Portugal libera união gay para casais 100% estrangeiros

Simone Cunha e Vitor Sorano | Lisboa  – Portal UOL

Agora é possível que casais formados por dois estrangeiros do mesmo sexo se casem em Portugal, apenas apresentando passaporte e certidão de nascimento. Um despacho do IRN (Instituto dos Registos e do Notariado, órgão de registro civil no país) divulgado este mês determina que as conservatórias – equivalentes aos cartórios brasileiros – realizem o casamento mesmo que os dois (ou um dos dois) noivos sejam de um país onde a união entre pessoas do mesmo sexo não é reconhecida, como é caso do Brasil.

Até quem estiver no país apenas de passagem pode realizar a união, explica o advogado Miguel Reis, que está terminando um livro sobre o casamento gay no país. “Os turistas podem casar em Portugal, desde que organizem previamente um processo preliminar de casamento”, diz.

Desde maio, o país é um dos sete na Europa onde o casamento gay é legalizado. A decisão de estendê-lo a estrangeiros amplia o número de pessoas beneficiadas pela lei. 

Vitor Sorano/Opera Mundi

“Noiva” celebra o casamento gay na festa “Arraial Pride”, realizada em Lisboa

Segundo Reis, a lei não impede o casamento de estrangeiros em Portugal nem faz exigências específicas em relação a ele. “Pode casar-se em Portugal quem estiver em Portugal. O casamento não depende de visto”, afirma em entrevista por e-mail ao Opera Mundi. A Linha Registos (serviço de orientação telefônica do IRN) informa o mesmo.
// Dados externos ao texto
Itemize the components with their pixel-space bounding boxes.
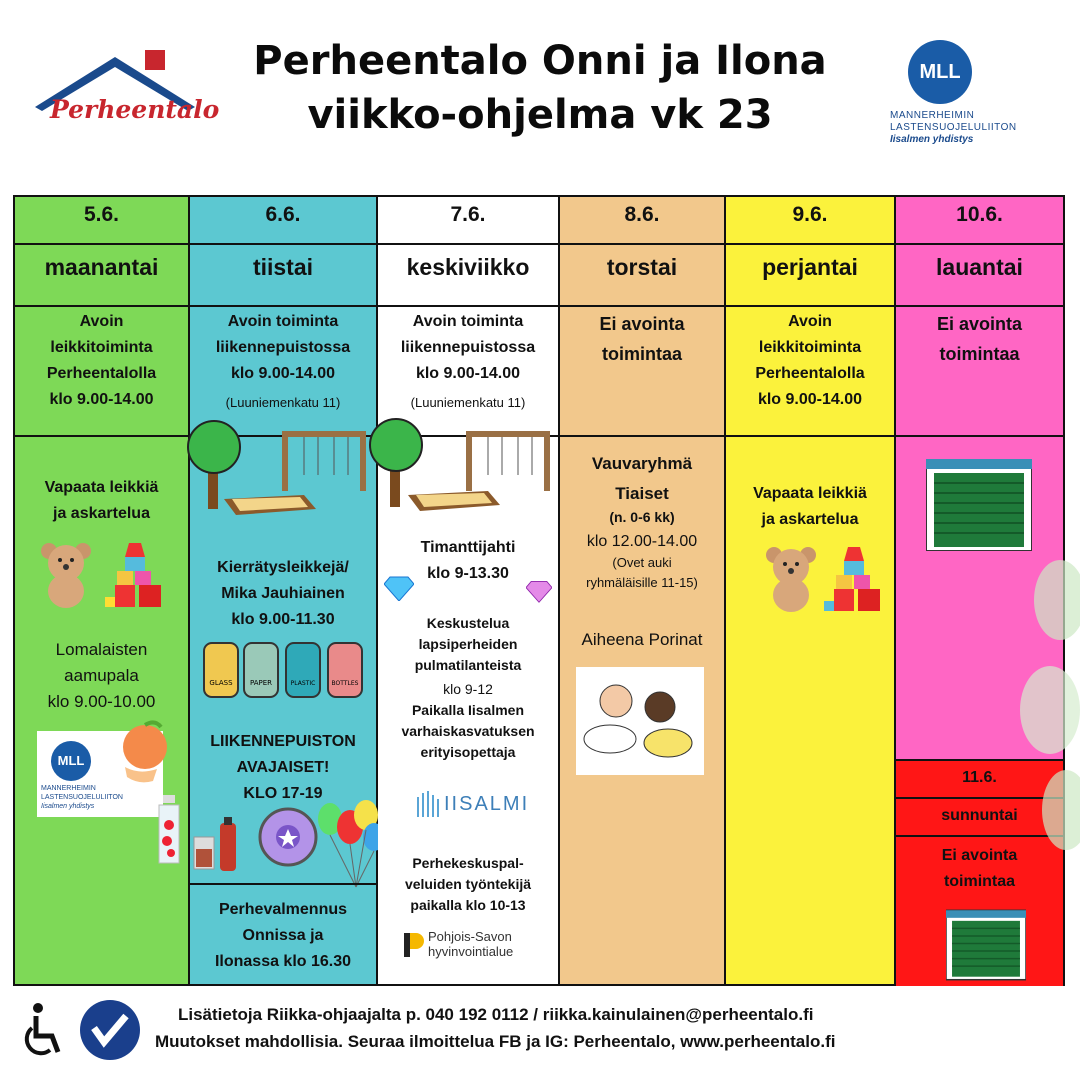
weekly-schedule-table: [13, 195, 1065, 986]
title-line-1: Perheentalo Onni ja Ilona: [253, 38, 827, 84]
day-name-thursday: torstai: [606, 254, 678, 280]
region-logo-mark: [402, 931, 424, 959]
date-wednesday: 7.6.: [450, 203, 486, 226]
footer-contact: Lisätietoja Riikka-ohjaajalta p. 040 192 0112 / riikka.kainulainen@perheentalo.fi: [178, 1005, 814, 1024]
column-thursday: [560, 197, 726, 984]
svg-text:PAPER: PAPER: [249, 679, 273, 687]
monday-open-play: Avoin leikkitoiminta Perheentalolla klo 9.00-14.00: [46, 313, 157, 408]
garage-door-icon: [926, 459, 1032, 551]
tuesday-family-coaching: Perhevalmennus Onnissa ja Ilonassa klo 16.30: [214, 901, 352, 970]
date-saturday: 10.6.: [956, 203, 1003, 226]
svg-text:GLASS: GLASS: [209, 679, 233, 687]
teddy-bear-icon: [37, 539, 95, 611]
wednesday-discussion: Keskustelua lapsiperheiden pulmatilanteista: [414, 615, 522, 673]
friday-free-play: Vapaata leikkiä ja askartelua: [753, 485, 867, 528]
juice-bottle-icon: [151, 795, 187, 867]
wednesday-address: (Luuniemenkatu 11): [410, 395, 526, 410]
thursday-baby-group: Vauvaryhmä Tiaiset: [591, 454, 693, 503]
day-name-monday: maanantai: [44, 254, 159, 280]
perheentalo-logo-text: Perheentalo: [50, 95, 220, 124]
toy-blocks-icon: [824, 547, 886, 615]
svg-text:BOTTLES: BOTTLES: [331, 680, 359, 687]
wednesday-traffic-park: Avoin toiminta liikennepuistossa klo 9.00-14.00: [400, 313, 536, 382]
title-line-2: viikko-ohjelma vk 23: [307, 92, 773, 138]
iisalmi-logo: IISALMI: [414, 789, 534, 821]
diamond-icon: [526, 579, 552, 603]
garage-door-icon: [946, 909, 1026, 981]
thursday-topic: Aiheena Porinat: [581, 630, 703, 649]
sandbox-icon: [408, 483, 500, 513]
day-name-tuesday: tiistai: [252, 254, 314, 280]
mll-logo-circle: MLL: [908, 40, 972, 104]
perheentalo-logo: [30, 45, 220, 145]
tuesday-recycling-games: Kierrätysleikkejä/ Mika Jauhiainen klo 9.00-11.30: [217, 559, 349, 628]
pohjois-savon-logo: Pohjois-Savon hyvinvointialue: [402, 929, 552, 963]
day-name-saturday: lauantai: [936, 254, 1023, 280]
mll-logo-line3: Iisalmen yhdistys: [890, 134, 974, 145]
saturday-closed: Ei avointa toimintaa: [936, 314, 1023, 364]
wednesday-special-teacher: Paikalla Iisalmen varhaiskasvatuksen erityisopettaja: [401, 702, 535, 760]
thursday-closed: Ei avointa toimintaa: [599, 314, 685, 364]
diamond-icon: [384, 575, 414, 601]
footer-notice: Muutokset mahdollisia. Seuraa ilmoittelua FB ja IG: Perheentalo, www.perheentalo.fi: [155, 1032, 836, 1051]
iisalmi-logo-mark: [414, 789, 440, 819]
mll-logo: [890, 40, 1050, 150]
wednesday-discussion-time: klo 9-12: [443, 681, 493, 697]
toy-blocks-icon: [105, 543, 167, 611]
accessibility-icon: [18, 1002, 66, 1060]
column-tuesday: [190, 197, 378, 984]
peach-icon: [119, 719, 173, 783]
monday-free-play: Vapaata leikkiä ja askartelua: [44, 479, 159, 522]
thursday-baby-age: (n. 0-6 kk): [609, 509, 675, 525]
column-monday: [15, 197, 190, 984]
monday-breakfast: Lomalaisten aamupala klo 9.00-10.00: [47, 640, 156, 711]
tuesday-traffic-park: Avoin toiminta liikennepuistossa klo 9.00-14.00: [215, 313, 351, 382]
leaf-decoration: [990, 560, 1080, 860]
day-name-friday: perjantai: [762, 254, 858, 280]
drink-icon: [190, 815, 250, 875]
page-title: [200, 34, 880, 142]
date-thursday: 8.6.: [624, 203, 660, 226]
recycling-bins-icon: [202, 637, 366, 701]
wednesday-family-center-worker: Perhekeskuspal- veluiden työntekijä paikalla klo 10-13: [404, 855, 532, 913]
day-name-sunday: sunnuntai: [941, 807, 1018, 824]
sunday-closed: Ei avointa toimintaa: [941, 847, 1018, 890]
babies-icon: [576, 667, 704, 775]
day-name-wednesday: keskiviikko: [406, 254, 530, 280]
thursday-baby-note: (Ovet auki ryhmäläisille 11-15): [586, 555, 698, 590]
mll-logo-line2: LASTENSUOJELULIITON: [890, 122, 1017, 133]
swing-set-icon: [278, 427, 370, 493]
date-monday: 5.6.: [83, 203, 120, 226]
balloons-icon: [316, 797, 386, 893]
tuesday-address: (Luuniemenkatu 11): [225, 395, 341, 410]
friday-open-play: Avoin leikkitoiminta Perheentalolla klo 9.00-14.00: [755, 313, 865, 408]
svg-text:PLASTIC: PLASTIC: [290, 680, 316, 687]
column-wednesday: [378, 197, 560, 984]
wednesday-diamond-hunt: Timanttijahti klo 9-13.30: [420, 539, 516, 582]
column-friday: [726, 197, 896, 984]
date-sunday: 11.6.: [962, 769, 997, 786]
date-friday: 9.6.: [792, 203, 828, 226]
date-tuesday: 6.6.: [265, 203, 301, 226]
teddy-bear-icon: [762, 543, 820, 615]
mll-logo-line1: MANNERHEIMIN: [890, 110, 975, 121]
sandbox-icon: [224, 487, 316, 517]
verified-badge-icon: [78, 998, 142, 1062]
tuesday-opening-event: LIIKENNEPUISTON AVAJAISET! KLO 17-19: [210, 733, 356, 802]
mll-small-logo: MLL MANNERHEIMIN LASTENSUOJELULIITON Iisalmen yhdistys: [37, 731, 163, 817]
prize-wheel-icon: [256, 805, 320, 869]
thursday-baby-time: klo 12.00-14.00: [586, 533, 698, 550]
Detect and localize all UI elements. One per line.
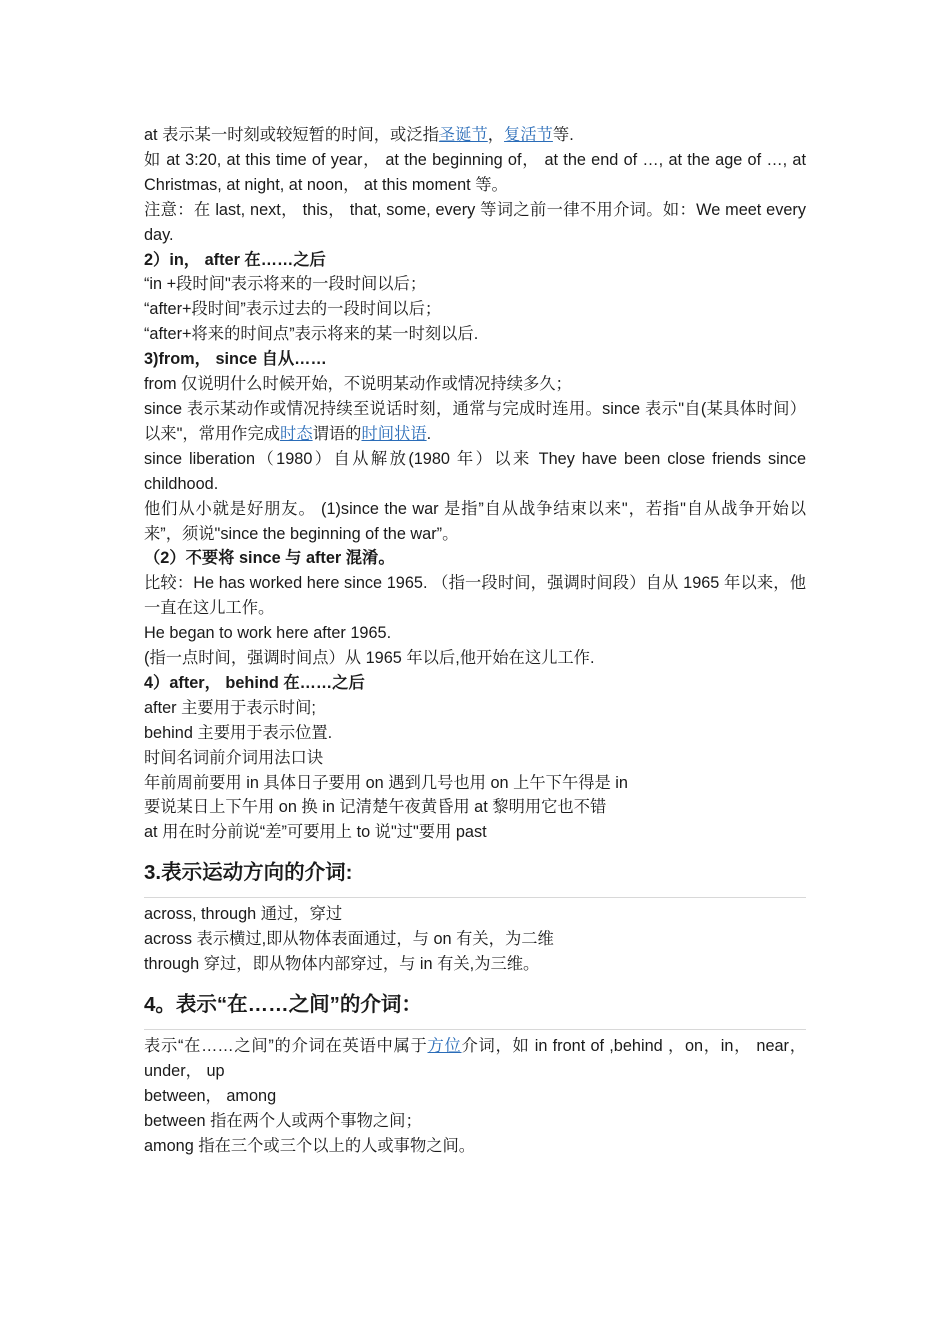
paragraph-between: between 指在两个人或两个事物之间； (144, 1111, 422, 1130)
paragraph-across-through: across, through 通过，穿过 (144, 905, 343, 924)
text-span: 谓语的 (312, 424, 362, 443)
paragraph-note: 注意：在 last, next， this， that, some, every 等词之前一律不用介词。如：We meet every day. (144, 200, 806, 244)
section-direction-body (144, 902, 806, 977)
text-span: 介词，如 in front of ,behind ，on，in， near， under， up (144, 1037, 806, 1080)
link-time-adverbial[interactable]: 时间状语 (361, 424, 427, 443)
paragraph-compare: 比较：He has worked here since 1965. （指一段时间，强调时间段）自从 1965 年以来，他一直在这儿工作。 (144, 574, 806, 618)
paragraph-through: through 穿过，即从物体内部穿过，与 in 有关,为三维。 (144, 955, 540, 974)
section-heading-between: 4。表示“在……之间”的介词： (144, 989, 806, 1030)
section-heading-direction: 3.表示运动方向的介词: (144, 857, 806, 898)
heading-since-vs-after: （2）不要将 since 与 after 混淆。 (144, 549, 395, 568)
paragraph-in-period: “in +段时间"表示将来的一段时间以后； (144, 275, 427, 294)
paragraph-between-among: between， among (144, 1086, 277, 1105)
paragraph-since-liberation: since liberation（1980）自从解放(1980 年）以来 They have been close friends since childhood. (144, 449, 806, 493)
text-span: ， (487, 126, 505, 144)
paragraph-at-usage (144, 123, 806, 148)
paragraph-after-period: “after+段时间”表示过去的一段时间以后； (144, 300, 442, 319)
paragraph-across: across 表示横过,即从物体表面通过，与 on 有关，为二维 (144, 930, 554, 949)
paragraph-behind-position: behind 主要用于表示位置. (144, 723, 333, 742)
paragraph-since-war: 他们从小就是好朋友。 (1)since the war 是指”自从战争结束以来"，若指"自从战争开始以来”，须说"since the beginning of the war”。 (144, 499, 806, 543)
document-page (144, 123, 806, 1159)
paragraph-among: among 指在三个或三个以上的人或事物之间。 (144, 1136, 476, 1155)
paragraph-point-in-time: (指一点时间，强调时间点）从 1965 年以后,他开始在这儿工作. (144, 649, 595, 668)
paragraph-mnemonic-3: at 用在时分前说“差”可要用上 to 说"过"要用 past (144, 823, 487, 842)
paragraph-mnemonic-2: 要说某日上下午用 on 换 in 记清楚午夜黄昏用 at 黎明用它也不错 (144, 798, 607, 817)
paragraph-example-1965: He began to work here after 1965. (144, 624, 392, 643)
link-position[interactable]: 方位 (427, 1037, 462, 1055)
link-christmas[interactable]: 圣诞节 (438, 126, 488, 144)
section-between-body (144, 1034, 806, 1159)
text-span: at 表示某一时刻或较短暂的时间，或泛指 (144, 126, 439, 144)
text-span: 表示“在……之间”的介词在英语中属于 (144, 1037, 428, 1055)
paragraph-after-future: “after+将来的时间点”表示将来的某一时刻以后. (144, 325, 479, 344)
paragraph-from: from 仅说明什么时候开始，不说明某动作或情况持续多久； (144, 375, 572, 394)
heading-after-behind: 4）after， behind 在……之后 (144, 673, 365, 692)
paragraph-mnemonic-title: 时间名词前介词用法口诀 (144, 748, 324, 767)
link-tense[interactable]: 时态 (280, 424, 313, 443)
text-span: 等. (552, 126, 574, 144)
paragraph-position-prepositions (144, 1034, 806, 1084)
heading-in-after: 2）in， after 在……之后 (144, 250, 326, 269)
text-span: since 表示某动作或情况持续至说话时刻，通常与完成时连用。since 表示"自(某具体时间）以来"，常用作完成 (144, 399, 806, 443)
paragraph-since (144, 397, 806, 447)
text-span: . (426, 424, 432, 443)
paragraph-at-examples: 如 at 3:20, at this time of year， at the beginning of， at the end of …, at the age of …, at Christmas, at night, at noon， at this moment 等。 (144, 150, 806, 194)
link-easter[interactable]: 复活节 (504, 126, 553, 144)
paragraph-after-time: after 主要用于表示时间; (144, 698, 316, 717)
heading-from-since: 3)from， since 自从…… (144, 350, 327, 369)
paragraph-mnemonic-1: 年前周前要用 in 具体日子要用 on 遇到几号也用 on 上午下午得是 in (144, 773, 628, 792)
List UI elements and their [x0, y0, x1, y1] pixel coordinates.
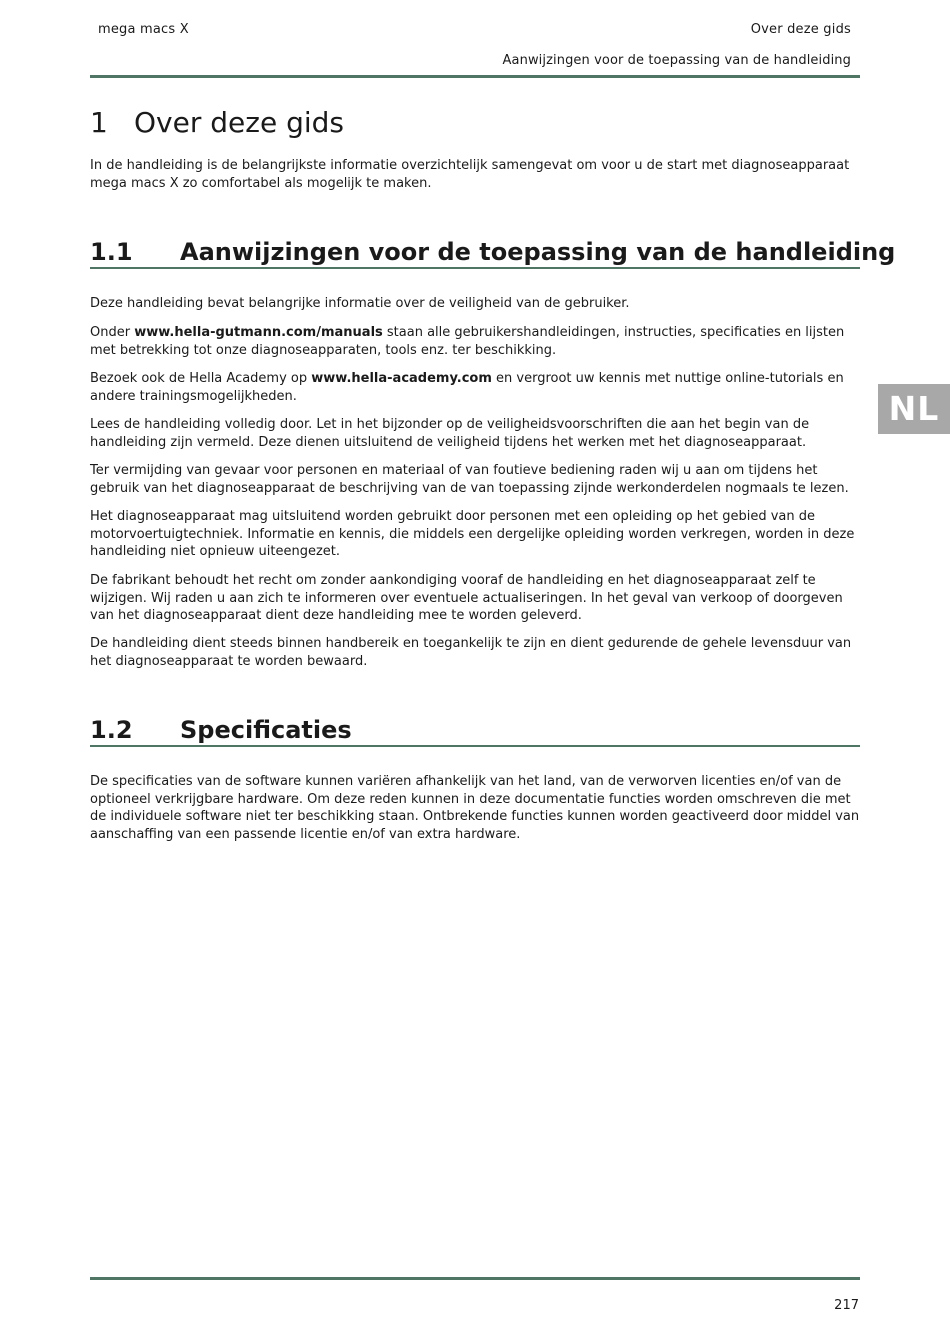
- section-1-1-paragraph-7: De fabrikant behoudt het recht om zonder aankondiging vooraf de handleiding en het diagnoseapparaat zelf te wijzigen. Wij raden u aan zich te informeren over eventuele actualiseringen. In het geval van verkoop of doorgeven van het diagnoseapparaat dient deze handleiding mee te worden geleverd.: [90, 573, 843, 624]
- section-1-1-paragraph-5: Ter vermijding van gevaar voor personen en materiaal of van foutieve bediening raden wij u aan om tijdens het gebruik van het diagnoseapparaat de beschrijving van de van toepassing zijnde werkonderdelen nogmaals te lezen.: [90, 463, 849, 496]
- section-1-1-paragraph-4: Lees de handleiding volledig door. Let in het bijzonder op de veiligheidsvoorschriften die aan het begin van de handleiding zijn vermeld. Deze dienen uitsluitend de veiligheid tijdens het werken met het diagnoseapparaat.: [90, 417, 810, 450]
- p2-text-after: staan alle gebruikershandleidingen, instructies, specificaties en lijsten met betrekking tot onze diagnoseapparaten, tools enz. ter beschikking.: [90, 325, 845, 358]
- section-1-1-paragraph-8: De handleiding dient steeds binnen handbereik en toegankelijk te zijn en dient gedurende de gehele levensduur van het diagnoseapparaat te worden bewaard.: [90, 636, 852, 669]
- chapter-title: Over deze gids: [134, 106, 344, 139]
- section-1-1-title: Aanwijzingen voor de toepassing van de handleiding: [180, 238, 896, 266]
- section-1-1-paragraph-6: Het diagnoseapparaat mag uitsluitend worden gebruikt door personen met een opleiding op het gebied van de motorvoertuigtechniek. Informatie en kennis, die middels een dergelijke opleiding worden verkregen, worden in deze handleiding niet opnieuw uiteengezet.: [90, 509, 855, 560]
- section-1-1-divider: [90, 267, 860, 269]
- section-1-1-heading: [90, 238, 896, 266]
- header-product-name: mega macs X: [98, 22, 189, 37]
- chapter-heading: [90, 106, 344, 139]
- p3-text-before: Bezoek ook de Hella Academy op: [90, 371, 312, 386]
- section-1-2-paragraph-1: De specificaties van de software kunnen variëren afhankelijk van het land, van de verworven licenties en/of van de optioneel verkrijgbare hardware. Om deze reden kunnen in deze documentatie functies worden omschreven die met de individuele software niet ter beschikking staan. Ontbrekende functies kunnen worden geactiveerd door middel van aanschaffing van een passende licentie en/of van extra hardware.: [90, 774, 860, 842]
- section-1-1-number: 1.1: [90, 238, 133, 266]
- page-number: 217: [834, 1298, 859, 1313]
- section-1-1-paragraph-1: Deze handleiding bevat belangrijke informatie over de veiligheid van de gebruiker.: [90, 296, 630, 311]
- header-divider: [90, 75, 860, 78]
- language-tab: NL: [878, 384, 950, 434]
- header-section-title: Aanwijzingen voor de toepassing van de handleiding: [502, 53, 851, 68]
- section-1-2-divider: [90, 745, 860, 747]
- section-1-2-title: Specificaties: [180, 716, 352, 744]
- footer-divider: [90, 1277, 860, 1280]
- manuals-link[interactable]: www.hella-gutmann.com/manuals: [134, 325, 383, 340]
- p2-text-before: Onder: [90, 325, 135, 340]
- section-1-2-number: 1.2: [90, 716, 133, 744]
- p3-text-after: en vergroot uw kennis met nuttige online-tutorials en andere trainingsmogelijkheden.: [90, 371, 844, 404]
- header-chapter-title: Over deze gids: [750, 22, 851, 37]
- chapter-intro: In de handleiding is de belangrijkste informatie overzichtelijk samengevat om voor u de start met diagnoseapparaat mega macs X zo comfortabel als mogelijk te maken.: [90, 158, 850, 191]
- academy-link[interactable]: www.hella-academy.com: [311, 371, 492, 386]
- section-1-2-heading: [90, 716, 860, 744]
- section-1-1-paragraph-3: [90, 370, 860, 405]
- section-1-1-paragraph-2: [90, 324, 860, 359]
- chapter-number: 1: [90, 106, 108, 139]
O Ministério da Justiça de Portugal não se manifestou até o horário da publicação da reportagem. Segundo o vice-cônsul Ernando Neves, turistas não podem se casar no Consulado do Brasil em Lisboa. O órgão exige um atestado de residência emitido pela Junta de Freguesia – espécie de subprefeitura –, o que impede quem está de passagem de casar ali. Neves não comentou, porém, sobre a possibilidade da celebração ocorrer nas conservatórias, pois escapa à alçada do consulado.

O vice-cônsul também afirma que a união gay não terá validade no Brasil. “Os casamentos entre parceiros do mesmo sexo realizados em Portugal não têm validade (transcrição) para o Brasil, uma vez que a lei brasileira ainda não reconhece esse tipo de união civil”, argumenta.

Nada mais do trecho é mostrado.